Zehnte Szene

[101] Vorige. Der Kranke.


DIE MEUTERNDEN SCHIFFSGEFANGENEN sind auf dem Verdeck angelangt, in ihrer Mitte ein Kranker. Sie stehen zum Angriff bereit. Luft! – Nieder mit den Schurken!

DER GOUVERNEUR zur Schiffsbesatzung. Kameraden, nehmt mein Leben, ich rette uns. Nicht Gewalt!


Die Schiffsbesatzung läßt die erhobenen Arme sinken und steht regungslos da.

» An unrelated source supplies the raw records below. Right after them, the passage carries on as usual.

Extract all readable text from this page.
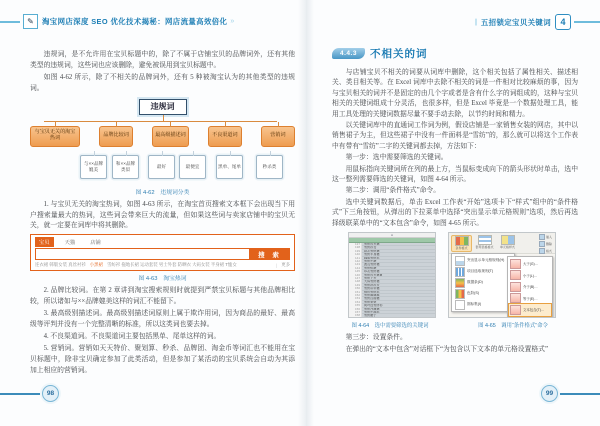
✎	淘宝网店深度 SEO 优化技术揭秘：网店流量高效倍化 »	∥ 五招锁定宝贝关键词	4

违规词，是不允许用在宝贝标题中的，除了不属于店铺宝贝的品牌词外，还有其他类型的违规词，这些词也应该删除，避免被误用到宝贝标题中。

如图 4-62 所示，除了不相关的品牌词外，还有 5 种被淘宝认为的其他类型的违规词。

违规词
与宝贝无关的淘宝热词	品牌比较词	最高级描述词	不良渠道词	营销词
与××品牌媲美
和××品牌类似
最好	最便宜	黑单、尾单	秒杀类
图 4-62　违规词分类

1. 与宝贝无关的淘宝热词，如图 4-63 所示，在淘宝首页搜索文本框下会出现当下用户搜索量最大的热词，这些词会带来巨大的流量，但如果这些词与卖家店铺中的宝贝无关，就一定要在词库中将其删除。

宝贝	天猫	店铺
搜 索
连衣裙 韩版女装 真丝衬衫 小黑裙 雪纺衫 拖地长裙 运动套装 男士外套 防晒衣 大码女装 半身裙 T恤女	| 更多
图 4-63　淘宝热词

2. 品牌比较词。在第 2 章讲到淘宝搜索规则时就提到严禁宝贝标题与其他品牌相比较，所以诸如与××品牌媲美这样的词汇不能留下。

3. 最高级别描述词。最高级别描述词原则上属于欺诈用词，因为商品的最好、最高级等评判并没有一个完整清晰的标准，所以这类词也要去掉。

4. 不良渠道词。不良渠道词主要包括黑单、尾单这样的词。

5. 营销词。营销如天天特价、聚划算、秒杀、品牌团、淘金币等词汇也不能用在宝贝标题中，除非宝贝确定参加了此类活动，但是参加了某活动的宝贝系统会自动为其添加上相应的营销词。

4.4.3	不相关的词

与店铺宝贝不相关的词要从词库中删除，这个相关包括了属性相关、描述相关、类目相关等。在 Excel 词库中去除不相关的词是一件相对比较麻烦的事，因为与宝贝相关的词并不是固定的由几个字或者是含有什么字的词组成的，这种与宝贝相关的关键词组成十分灵活，也很多样，但是 Excel 毕竟是一个数据处理工具，能用工具处理的关键词数据尽量不要手动去除，以节约时间和精力。

以关键词库中的直通词工作词为例，假设店铺是一家销售女装的网店，其中以销售裙子为主，但这些裙子中没有一件面料是“雪纺”的，那么就可以将这个工作表中有带有“雪纺”二字的关键词都去掉，方法如下：

第一步：选中需要筛选的关键词。

用鼠标指向关键词所在列的最上方，当鼠标变成向下的箭头形状时单击，选中这一整列需要筛选的关键词，如图 4-64 所示。

第二步：调用“条件格式”命令。

选中关键词数据后，单击 Excel 工作表“开始”选项卡下“样式”组中的“条件格式”下三角按钮，从弹出的下拉菜单中选择“突出显示单元格规则”选项，然后再选择级联菜单中的“文本包含”命令，如图 4-65 所示。

A
137	雪纺连衣裙
138	雪纺衫女
139	碎花雪纺裙
140	雪纺半身裙
141	韩版雪纺衫
142	雪纺长裙
143	波点雪纺裙
144	雪纺短裙
145	印花雪纺裙
146	雪纺连衣裙夏
147	雪纺上衣
148	大码雪纺裙
149	雪纺衬衫女
150	雪纺吊带裙
151	纯色雪纺衫
152	雪纺阔腿裤
153	雪纺百褶裙
154	雪纺套装
155	荷叶边雪纺衫
156	雪纺沙滩裙
157	雪纺长袖衫
158	雪纺裙子
条件格式	套用表格格式 单元格样式
插入
删除
格式
突出显示单元格规则(H)
项目选取规则(T)
数据条(D)
色阶(S)
图标集(I)
大于(G)…
小于(L)…
介于(B)…
等于(E)…
文本包含(T)…
图 4-64　选中需要筛选的关键词	图 4-65　调用“条件格式”命令

第三步：设置条件。

在弹出的“文本中包含”对话框下“为包含以下文本的单元格设置格式”

98	99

DIE MEUTERNDEN. Nieder mit euch!

DER GOUVERNEUR. Menschen! Gemeinschaft!

DIE MEUTERNDEN. Feinde! Tod!

KLOTZ, DER MANN, DIE FRAU, ANNA mit ausgestreckten Armen. Gemeinschaft!


Die Meuternden lassen entsetzt die Fäuste sinken.


DER KRANKE. Ich sterbe. Warum erschlagt ihr uns nicht?

NAUKE, OFFIZIER, ERSTER WÄCHTER, ZWEITER WÄCHTER, ERSTER GEFANGENER, ZWEITER GEFANGENER bewegungslos. Rettung. Wir glauben.

OFFIZIER. Wie konnte ich vergessen. Brüderschaft!

GOUVERNEUR zu den Meuternden. Ihr seid die Brüder!

DIE MEUTERNDEN. Wir sterben!

DER KRANKE. Warum wehrt ihr euch nicht? Wir sind krank. Ist das die Pest? Dann sterb ich wie ein Hund. Sie machen euch alle nieder.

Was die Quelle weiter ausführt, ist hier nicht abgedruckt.